Latin1 is less interesting, you cannot share length/data fields with utf8 or 
wstr. We didn't add a special case for Latin1 strings (except using Py_UCS1* 
strings to store their characters).

> Furthermore, determining len(obj) will require a loop over
> the data, checking for surrogate code points. A simple memcpy()
> is no longer enough.

Wrong. len(obj) gives the "right" result (see the long discussion about what 
is the length of a string in a previous thread...) in O(1) since it's computed 
when the string is created.

> ... in practice you only
> very rarely see any non-BMP code points in your data. Making
> all Python users pay for the needs of a tiny fraction is
> not really fair.
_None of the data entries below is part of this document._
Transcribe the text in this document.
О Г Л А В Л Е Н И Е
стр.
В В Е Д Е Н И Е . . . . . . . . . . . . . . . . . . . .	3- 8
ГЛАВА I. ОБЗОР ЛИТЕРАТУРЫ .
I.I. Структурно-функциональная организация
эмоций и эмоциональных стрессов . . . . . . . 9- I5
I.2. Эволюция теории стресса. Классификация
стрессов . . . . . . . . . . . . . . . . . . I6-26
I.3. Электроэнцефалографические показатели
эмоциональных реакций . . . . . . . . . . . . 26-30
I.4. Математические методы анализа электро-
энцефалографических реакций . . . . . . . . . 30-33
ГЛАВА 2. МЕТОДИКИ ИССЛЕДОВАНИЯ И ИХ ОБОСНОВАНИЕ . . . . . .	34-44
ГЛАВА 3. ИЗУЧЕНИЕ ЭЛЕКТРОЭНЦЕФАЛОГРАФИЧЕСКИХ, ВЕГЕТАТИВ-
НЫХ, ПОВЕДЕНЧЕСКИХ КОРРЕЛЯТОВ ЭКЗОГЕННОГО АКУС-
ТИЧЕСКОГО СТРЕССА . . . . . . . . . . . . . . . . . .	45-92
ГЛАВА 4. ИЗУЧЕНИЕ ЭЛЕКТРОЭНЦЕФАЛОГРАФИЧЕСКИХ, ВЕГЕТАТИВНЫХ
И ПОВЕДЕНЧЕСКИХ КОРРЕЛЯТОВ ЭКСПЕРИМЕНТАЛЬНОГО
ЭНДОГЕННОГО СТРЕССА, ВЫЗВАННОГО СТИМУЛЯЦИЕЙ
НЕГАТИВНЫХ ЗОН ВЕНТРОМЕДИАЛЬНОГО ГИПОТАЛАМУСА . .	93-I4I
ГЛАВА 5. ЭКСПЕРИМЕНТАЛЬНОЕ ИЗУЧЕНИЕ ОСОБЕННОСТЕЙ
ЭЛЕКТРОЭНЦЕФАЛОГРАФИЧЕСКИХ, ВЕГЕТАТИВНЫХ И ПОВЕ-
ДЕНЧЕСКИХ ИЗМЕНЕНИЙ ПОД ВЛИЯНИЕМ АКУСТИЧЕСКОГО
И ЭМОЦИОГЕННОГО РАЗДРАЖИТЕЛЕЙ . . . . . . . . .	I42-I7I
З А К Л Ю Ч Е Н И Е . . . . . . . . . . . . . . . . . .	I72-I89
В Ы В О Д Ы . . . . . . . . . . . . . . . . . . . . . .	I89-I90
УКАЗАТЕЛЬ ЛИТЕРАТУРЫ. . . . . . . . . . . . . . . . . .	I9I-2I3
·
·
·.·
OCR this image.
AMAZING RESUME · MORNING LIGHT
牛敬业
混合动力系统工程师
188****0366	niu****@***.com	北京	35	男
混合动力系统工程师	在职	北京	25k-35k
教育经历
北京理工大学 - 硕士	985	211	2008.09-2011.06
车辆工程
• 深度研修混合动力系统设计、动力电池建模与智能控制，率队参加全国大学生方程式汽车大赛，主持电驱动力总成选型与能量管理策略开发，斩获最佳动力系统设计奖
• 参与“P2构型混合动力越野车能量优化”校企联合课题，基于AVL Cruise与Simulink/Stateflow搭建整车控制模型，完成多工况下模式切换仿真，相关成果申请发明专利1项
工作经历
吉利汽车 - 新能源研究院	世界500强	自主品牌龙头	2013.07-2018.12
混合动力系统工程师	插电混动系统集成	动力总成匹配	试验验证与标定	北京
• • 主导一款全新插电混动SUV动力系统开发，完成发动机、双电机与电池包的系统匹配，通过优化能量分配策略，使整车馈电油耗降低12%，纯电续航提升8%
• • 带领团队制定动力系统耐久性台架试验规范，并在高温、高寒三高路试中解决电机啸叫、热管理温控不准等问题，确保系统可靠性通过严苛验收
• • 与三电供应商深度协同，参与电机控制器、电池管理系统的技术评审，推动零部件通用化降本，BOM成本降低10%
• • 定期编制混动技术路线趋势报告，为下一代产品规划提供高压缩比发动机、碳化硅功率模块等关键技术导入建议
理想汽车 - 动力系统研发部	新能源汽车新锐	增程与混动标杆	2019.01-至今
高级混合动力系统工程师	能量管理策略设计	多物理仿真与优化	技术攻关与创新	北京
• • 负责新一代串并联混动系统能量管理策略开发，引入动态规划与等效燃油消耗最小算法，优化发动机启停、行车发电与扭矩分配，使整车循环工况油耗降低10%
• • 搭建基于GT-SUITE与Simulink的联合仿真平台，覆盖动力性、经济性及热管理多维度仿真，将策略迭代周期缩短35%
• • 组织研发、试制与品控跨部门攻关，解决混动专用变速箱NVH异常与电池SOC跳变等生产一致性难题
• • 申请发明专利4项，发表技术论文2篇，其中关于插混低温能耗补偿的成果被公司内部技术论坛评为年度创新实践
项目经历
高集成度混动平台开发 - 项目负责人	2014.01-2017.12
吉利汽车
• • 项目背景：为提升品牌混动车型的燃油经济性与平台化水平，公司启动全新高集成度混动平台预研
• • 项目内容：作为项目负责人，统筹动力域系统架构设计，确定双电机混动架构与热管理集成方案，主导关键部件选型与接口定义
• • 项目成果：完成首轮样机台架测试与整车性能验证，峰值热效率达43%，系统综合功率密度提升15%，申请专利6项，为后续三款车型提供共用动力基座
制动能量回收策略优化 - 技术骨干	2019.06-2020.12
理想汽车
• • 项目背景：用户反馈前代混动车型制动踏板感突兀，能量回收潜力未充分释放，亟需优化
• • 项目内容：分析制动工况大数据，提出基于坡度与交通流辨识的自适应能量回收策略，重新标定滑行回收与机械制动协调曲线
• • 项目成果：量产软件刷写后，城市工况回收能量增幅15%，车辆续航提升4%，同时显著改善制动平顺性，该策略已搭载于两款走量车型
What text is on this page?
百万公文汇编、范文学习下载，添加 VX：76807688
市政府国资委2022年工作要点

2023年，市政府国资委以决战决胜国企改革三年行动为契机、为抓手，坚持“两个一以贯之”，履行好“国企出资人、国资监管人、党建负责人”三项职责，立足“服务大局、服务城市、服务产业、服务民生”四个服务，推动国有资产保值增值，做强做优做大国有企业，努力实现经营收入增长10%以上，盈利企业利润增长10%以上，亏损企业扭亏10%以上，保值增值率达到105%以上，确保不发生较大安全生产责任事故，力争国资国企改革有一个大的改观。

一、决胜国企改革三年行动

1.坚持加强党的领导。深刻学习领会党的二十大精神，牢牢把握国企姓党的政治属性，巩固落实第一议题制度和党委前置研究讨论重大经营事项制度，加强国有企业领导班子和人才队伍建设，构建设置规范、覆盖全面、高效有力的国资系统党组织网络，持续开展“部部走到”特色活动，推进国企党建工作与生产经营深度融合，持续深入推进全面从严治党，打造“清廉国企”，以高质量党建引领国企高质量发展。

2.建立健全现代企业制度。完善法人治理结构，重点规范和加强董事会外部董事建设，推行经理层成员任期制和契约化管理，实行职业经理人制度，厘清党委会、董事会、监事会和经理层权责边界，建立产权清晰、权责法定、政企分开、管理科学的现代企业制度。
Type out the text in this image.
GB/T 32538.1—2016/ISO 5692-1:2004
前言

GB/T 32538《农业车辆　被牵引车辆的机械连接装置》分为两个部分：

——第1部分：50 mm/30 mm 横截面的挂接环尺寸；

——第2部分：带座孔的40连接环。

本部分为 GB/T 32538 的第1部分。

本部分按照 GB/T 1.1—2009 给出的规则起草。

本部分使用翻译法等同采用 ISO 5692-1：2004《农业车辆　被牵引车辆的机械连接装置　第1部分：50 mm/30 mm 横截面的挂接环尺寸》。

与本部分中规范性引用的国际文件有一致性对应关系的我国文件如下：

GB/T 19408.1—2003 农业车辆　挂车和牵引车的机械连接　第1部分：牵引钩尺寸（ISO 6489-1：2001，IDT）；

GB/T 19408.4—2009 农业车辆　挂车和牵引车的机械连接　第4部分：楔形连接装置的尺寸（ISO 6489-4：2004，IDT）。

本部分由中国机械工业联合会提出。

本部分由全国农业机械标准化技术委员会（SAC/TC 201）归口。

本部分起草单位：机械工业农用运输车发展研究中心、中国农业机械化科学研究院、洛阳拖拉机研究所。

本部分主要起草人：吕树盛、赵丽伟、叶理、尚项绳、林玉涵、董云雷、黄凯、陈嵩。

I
Remember: practicality beats purity.

The creation of the string is maybe is little bit slower (especially when you 
have to scan the string twice to first get the maximum character), but I think 
that this slow down is smaller than the speedup allowed by the PEP.

Because ASCII strings are now char*, I think that processing ASCII strings is 
faster because the CPU can cache more data (close to the CPU).

We can do better optimization on ASCII and Latin1 strings (it's faster to 
manipulate char* than uint16_t* or uint32_t*). For example, str.center(), 
str.ljust, str.rjust and str.zfill do now use the very fast memset() function 
for latin1 strings to pad the string.

Another example, duplicating a string (or create a substring) should be faster 
just because you have less data to copy (e.g. 10 bytes for a string of 10 
Latin1 characters vs 20 or 40 bytes with Python 3.2).

The two most common encodings in the world are ASCII and UTF-8. With the PEP 
393, encoding to ASCII or UTF-8 is free, you don't have to encode anything, 
you have directly the encoded char* buffer (whereas you have to convert 16/32 
bit wchar_t to char* in Python 3.2, even for pure ASCII). (It's also free to 
encode "Latin1" Unicode string to Latin1.)

With the PEP 393, we never have to decode UTF-16 anymore when iterating on 
code pointer to support correctly non-BMP characters (which was required 
before in narrow build, e.g. on Windows). Iterate on code point is just a 
dummy loop, no need to check if each character is in range U+D800-U+DFFF.

There are other funny tricks (optimizations). For example, text.replace(a, b) 
knows that there is nothing to do if maxchar(a) > maxchar(text), where 
maxchar(obj) just requires to read an attribute of the string. Think about 
ASCII and non-ASCII strings: pure_ascii.replace('\xe9', '') now just creates a 
new reference...

I don't think that Martin wrote his PEP to be able to implement all these 
optimisations, but there are an interesting side effect of his PEP :-)

> The table only lists string sizes up 8 code points. The memory
> savings for these are really only significant for ASCII
> strings on 64-bit platforms, if you use the default UCS2
> Python build as basis.

In the 32 different cases, the PEP 393 is better in 29 cases and "just" as good 
as Python 3.2 in 3 corner cases:

- 1 ASCII, 16-bit wchar, 32-bit
- 1 Latin1, 32-bit wchar, 32-bit
- 2 Latin1, 32-bit wchar, 32-bit

Do you really care of these corner cases? See the more the realistic benchmark 
in previous Martin's email ("PEP 393 memory savings update"): the PEP 393 not 
only uses 3x less memory than 3.2, but it uses also *less* memory than Python 
2.7, whereas Python 3 uses Unicode for everything!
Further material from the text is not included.